Biggest News Story: Okay, it did take place a couple weeks before Geneva press days, but despite all the other news coming out of this year’s show, the most frequently-discussed topic still seemed to be the $2 billion settlement of the GM-Fiat dispute. It takes time for it to really sink in when a company like General Motors screws up that badly.
European Bureau Chief
Best New Concept: The Honda Civic Concept would be best, provided it was not so close to production. So instead, I will go for the Bertone Villa, the concept of a space wagon based on the Cadillac SRX. It is realistic with lots of interior space and doors that flip up to the front and rear, so that even in narrow parking spots it would be easy to get in or out. If Cadillac is really daring it would build a car like the Villa. European buyers in this segment like new ideas, as is proven by the success of the Renault Scénic.
2006 Mazda Miata
2006 Mazda Miata
Most Significant Production Vehicle: The triplets born of the joint venture of Toyota and the PSA Group. The Citroën C1, Peugeot 107, and the Toyota Aygo made their debut in Geneva and have to compete in Europe's small segment, which is getting more popular since prices of all cars have been rising and small cars have matured. Despite sharing the platform and a lot of technology, the three car manufacturers well succeeded in going their own way design-wise.
Best Press Conference: Dodge, which already announced that it would reintroduce the brand in Europe in 2006. We expected Dieter Zetsche to “grab life by the horns” and come on stage on a bull, but the unveiling of the Caliber with a lot of broken glass was probably also quite challenging for Chrysler’s charismatic CEO.
Worst Press Conference: Hyundai. During the world premiere of the HED-1 concept and the Grandeur, the video accidentally stopped, while the talk went on. Not practiced enough would be a bad excuse, failure is even worse.
Who's On Top: Toyota, not only in the U.S., but also in Europe and Lexus will follow in its wake. With a more aggressive marketing program and the availability of a diesel engine for the new IS, Lexus will be able to score much better in the business class.
Who's In The Barrel: More than a year after the Mercedes was on the hot seat because of the quality glitches, sales are still sliding in Europe.

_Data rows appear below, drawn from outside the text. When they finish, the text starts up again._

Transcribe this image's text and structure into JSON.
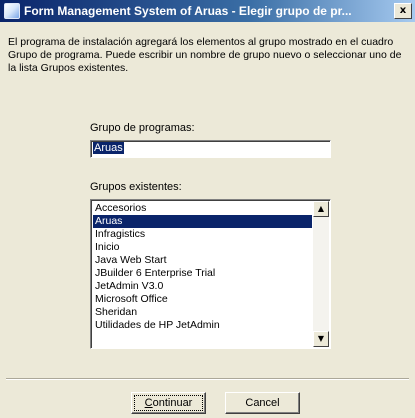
{
  "window": {
    "title": "Form Management System of Aruas - Elegir grupo de pr...",
    "close_label": "x"
  },
  "intro_text": "El programa de instalación agregará los elementos al grupo mostrado en el cuadro Grupo de programa. Puede escribir un nombre de grupo nuevo o seleccionar uno de la lista Grupos existentes.",
  "group_label": "Grupo de programas:",
  "group_value": "Aruas",
  "existing_label": "Grupos existentes:",
  "existing_groups": [
    "Accesorios",
    "Aruas",
    "Infragistics",
    "Inicio",
    "Java Web Start",
    "JBuilder 6 Enterprise Trial",
    "JetAdmin V3.0",
    "Microsoft Office",
    "Sheridan",
    "Utilidades de HP JetAdmin"
  ],
  "selected_group": "Aruas",
  "buttons": {
    "continue_label_ul": "C",
    "continue_label_rest": "ontinuar",
    "cancel_label": "Cancel"
  }
}
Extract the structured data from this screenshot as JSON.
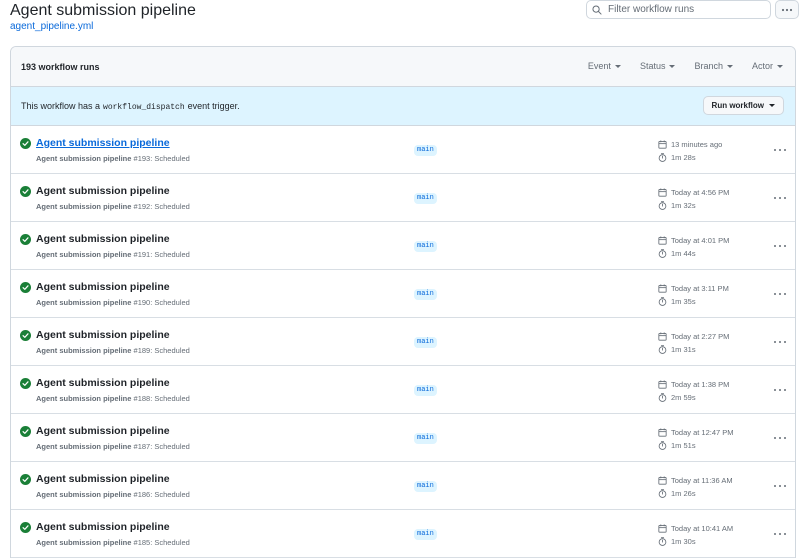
{
  "header": {
    "title": "Agent submission pipeline",
    "subtitle": "agent_pipeline.yml",
    "filter_placeholder": "Filter workflow runs"
  },
  "runs_header": {
    "count": "193 workflow runs",
    "filters": [
      "Event",
      "Status",
      "Branch",
      "Actor"
    ]
  },
  "dispatch": {
    "prefix": "This workflow has a",
    "code": "workflow_dispatch",
    "suffix": "event trigger.",
    "button": "Run workflow"
  },
  "colors": {
    "success": "#1a7f37",
    "link": "#0969da",
    "banner": "#ddf4ff"
  },
  "icons": {
    "status": "check-circle-fill-icon",
    "date": "calendar-icon",
    "duration": "stopwatch-icon",
    "more": "kebab-horizontal-icon"
  },
  "runs": [
    {
      "title": "Agent submission pipeline",
      "workflow": "Agent submission pipeline",
      "number": "#193",
      "trigger": ": Scheduled",
      "branch": "main",
      "when": "13 minutes ago",
      "duration": "1m 28s"
    },
    {
      "title": "Agent submission pipeline",
      "workflow": "Agent submission pipeline",
      "number": "#192",
      "trigger": ": Scheduled",
      "branch": "main",
      "when": "Today at 4:56 PM",
      "duration": "1m 32s"
    },
    {
      "title": "Agent submission pipeline",
      "workflow": "Agent submission pipeline",
      "number": "#191",
      "trigger": ": Scheduled",
      "branch": "main",
      "when": "Today at 4:01 PM",
      "duration": "1m 44s"
    },
    {
      "title": "Agent submission pipeline",
      "workflow": "Agent submission pipeline",
      "number": "#190",
      "trigger": ": Scheduled",
      "branch": "main",
      "when": "Today at 3:11 PM",
      "duration": "1m 35s"
    },
    {
      "title": "Agent submission pipeline",
      "workflow": "Agent submission pipeline",
      "number": "#189",
      "trigger": ": Scheduled",
      "branch": "main",
      "when": "Today at 2:27 PM",
      "duration": "1m 31s"
    },
    {
      "title": "Agent submission pipeline",
      "workflow": "Agent submission pipeline",
      "number": "#188",
      "trigger": ": Scheduled",
      "branch": "main",
      "when": "Today at 1:38 PM",
      "duration": "2m 59s"
    },
    {
      "title": "Agent submission pipeline",
      "workflow": "Agent submission pipeline",
      "number": "#187",
      "trigger": ": Scheduled",
      "branch": "main",
      "when": "Today at 12:47 PM",
      "duration": "1m 51s"
    },
    {
      "title": "Agent submission pipeline",
      "workflow": "Agent submission pipeline",
      "number": "#186",
      "trigger": ": Scheduled",
      "branch": "main",
      "when": "Today at 11:36 AM",
      "duration": "1m 26s"
    },
    {
      "title": "Agent submission pipeline",
      "workflow": "Agent submission pipeline",
      "number": "#185",
      "trigger": ": Scheduled",
      "branch": "main",
      "when": "Today at 10:41 AM",
      "duration": "1m 30s"
    }
  ]
}
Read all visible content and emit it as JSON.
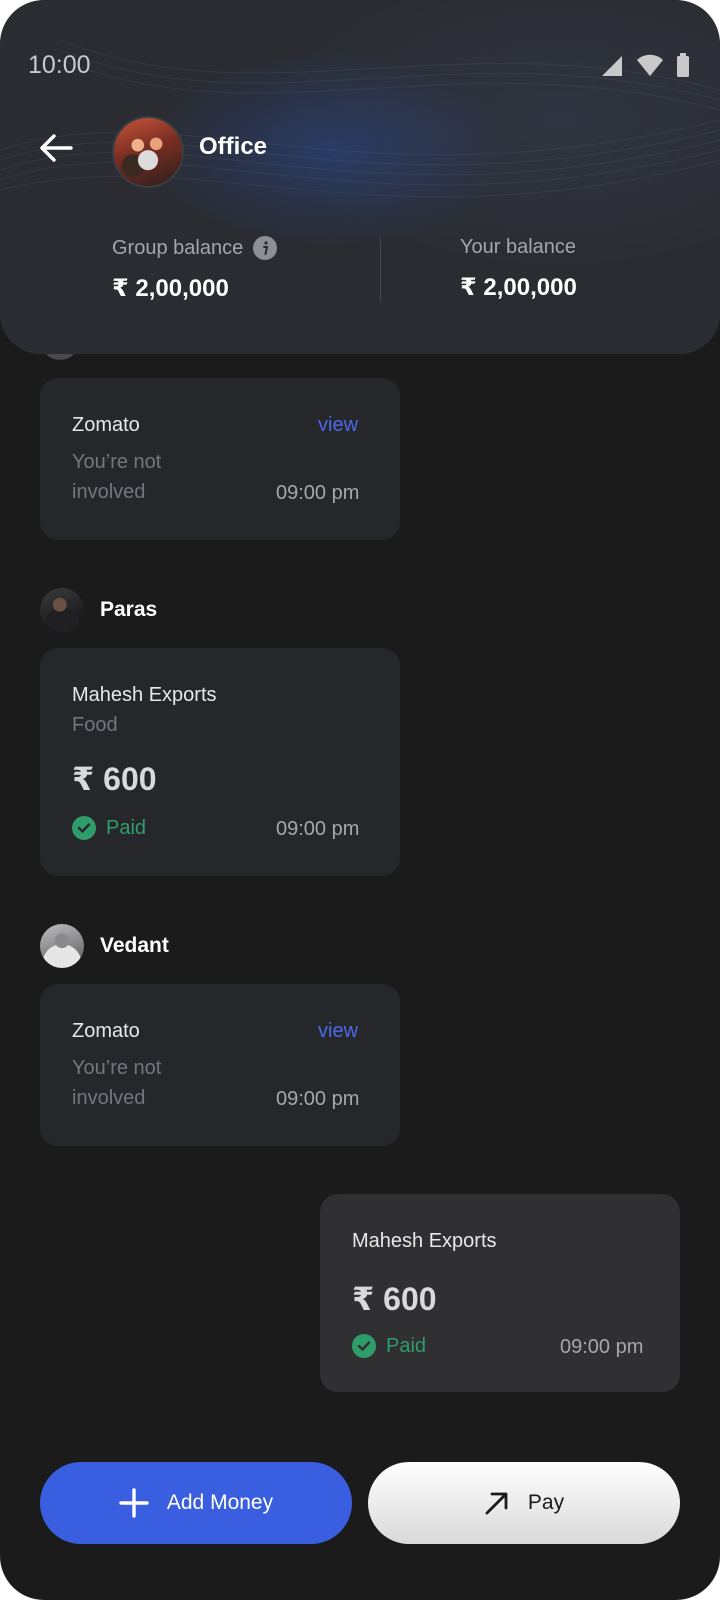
{
  "status_bar": {
    "time": "10:00"
  },
  "header": {
    "title": "Office",
    "group_balance_label": "Group balance",
    "group_balance_value": "₹ 2,00,000",
    "your_balance_label": "Your balance",
    "your_balance_value": "₹ 2,00,000"
  },
  "feed": {
    "card1": {
      "title": "Zomato",
      "link": "view",
      "sub_line1": "You’re not",
      "sub_line2": "involved",
      "time": "09:00 pm"
    },
    "sender2": {
      "name": "Paras"
    },
    "card2": {
      "title": "Mahesh Exports",
      "category": "Food",
      "amount": "₹ 600",
      "status": "Paid",
      "time": "09:00 pm"
    },
    "sender3": {
      "name": "Vedant"
    },
    "card3": {
      "title": "Zomato",
      "link": "view",
      "sub_line1": "You’re not",
      "sub_line2": "involved",
      "time": "09:00 pm"
    },
    "card4": {
      "title": "Mahesh Exports",
      "amount": "₹ 600",
      "status": "Paid",
      "time": "09:00 pm"
    }
  },
  "actions": {
    "add_money_label": "Add Money",
    "add_money_icon": "plus-icon",
    "pay_label": "Pay",
    "pay_icon": "arrow-up-right-icon"
  },
  "colors": {
    "background": "#1b1b1c",
    "card": "#26272b",
    "accent_blue": "#3a5ee0",
    "link_blue": "#4a69e8",
    "paid_green": "#2f9d6a"
  }
}
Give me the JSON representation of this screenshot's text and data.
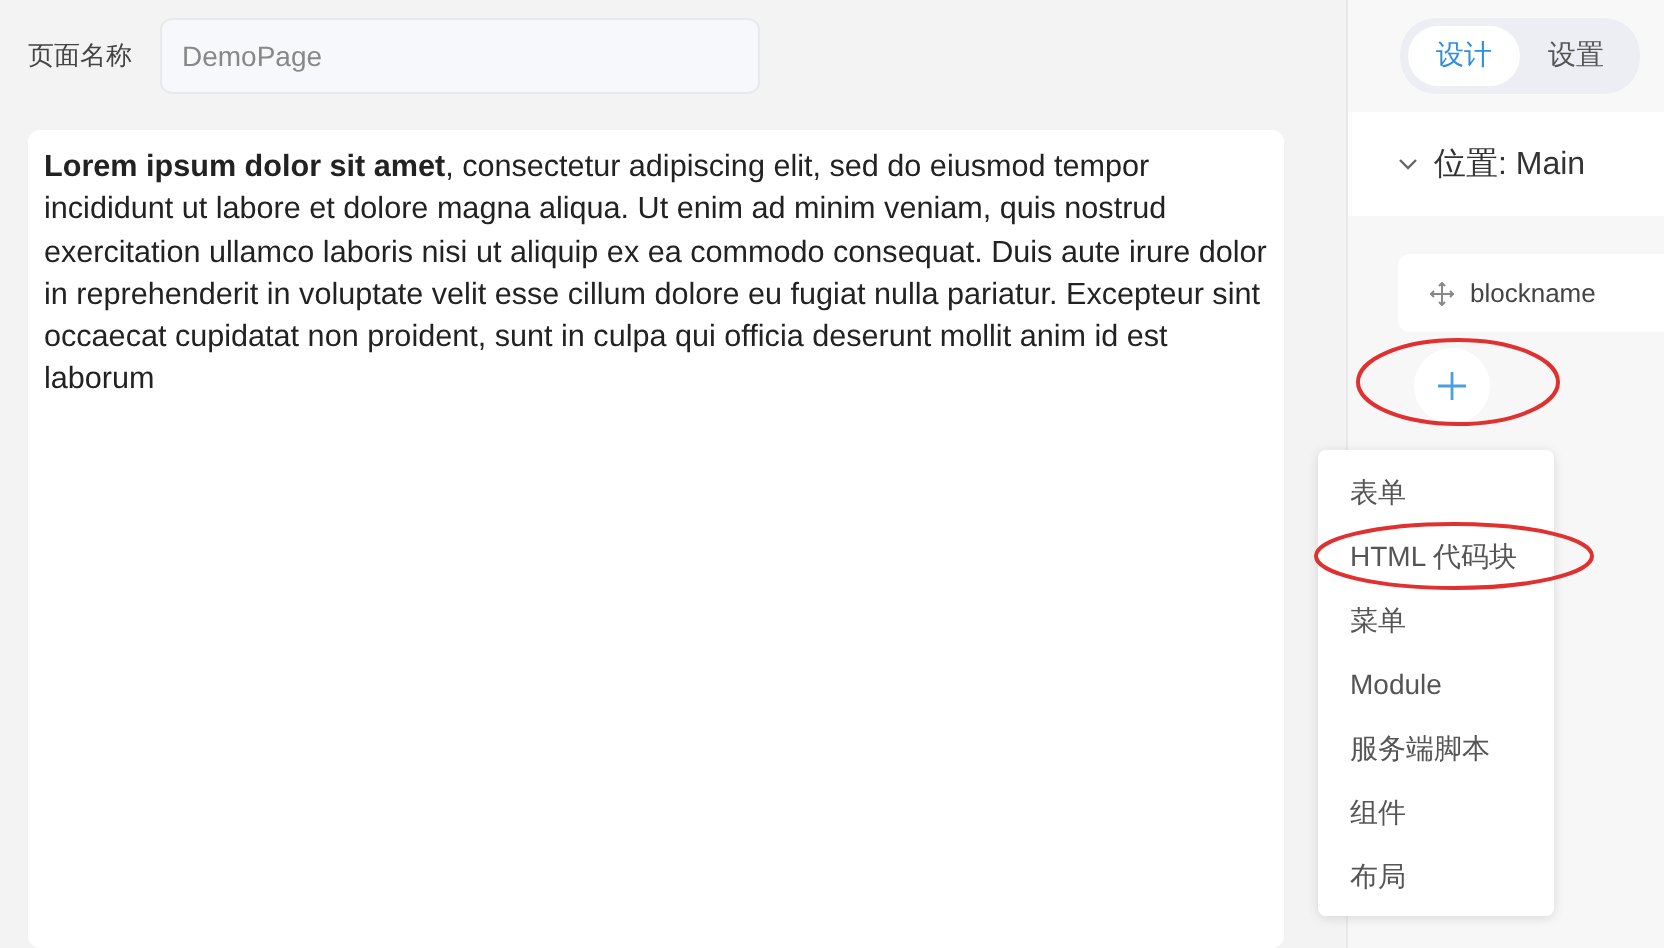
{
  "page_name": {
    "label": "页面名称",
    "value": "DemoPage"
  },
  "content": "**Lorem ipsum dolor sit amet**, consectetur adipiscing elit, sed do eiusmod tempor incididunt ut labore et dolore magna aliqua. Ut enim ad minim veniam, quis nostrud exercitation ullamco laboris nisi ut aliquip ex ea commodo consequat. Duis aute irure dolor in reprehenderit in voluptate velit esse cillum dolore eu fugiat nulla pariatur. Excepteur sint occaecat cupidatat non proident, sunt in culpa qui officia deserunt mollit anim id est laborum",
  "tabs": [
    {
      "label": "设计",
      "selected": true
    },
    {
      "label": "设置",
      "selected": false
    }
  ],
  "section": {
    "title": "位置: Main",
    "expanded": true
  },
  "block": {
    "name": "blockname"
  },
  "add_menu": [
    "表单",
    "HTML 代码块",
    "菜单",
    "Module",
    "服务端脚本",
    "组件",
    "布局"
  ]
}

Although most problems have been solved, Mercedes should have campaigned more aggressively to get its customers back. Now it seems they are still in the downward spiral. Sales in the first two months of 2005 went down by more than 12 percent.
Personal Best: The Aston Martin V8 Vantage, no doubt. But I also like the Alfa Brera, which will be more affordable than the Aston Martin. Alfa may even come back to North America, as rumors grow the company is looking at the possibilities to do so by the end of 2007.
Prediction for 2005: In Europe, car sales will not top those of 2004 but should not be too bad for Toyota and the South Koreans. Audi and BMW and also the sports car manufacturers such as Porsche and Aston Martin may not be hurt too much either, as they all are introducing new models this year and the more expensive cars still sold well during the first two months of this year.
Biggest News Story: Saab, GM’s troubled division, is safe. Just before the Geneva show opened for the media, GM Vice Chairman Bob Lutz said that GM will not stop building and selling Saabs. GM needs a global premium brand and will have to stop the heavy losses by the plants where Saabs and Opels are built. In Geneva Saab unveiled the 9-3 Estate, important for the European lease segment.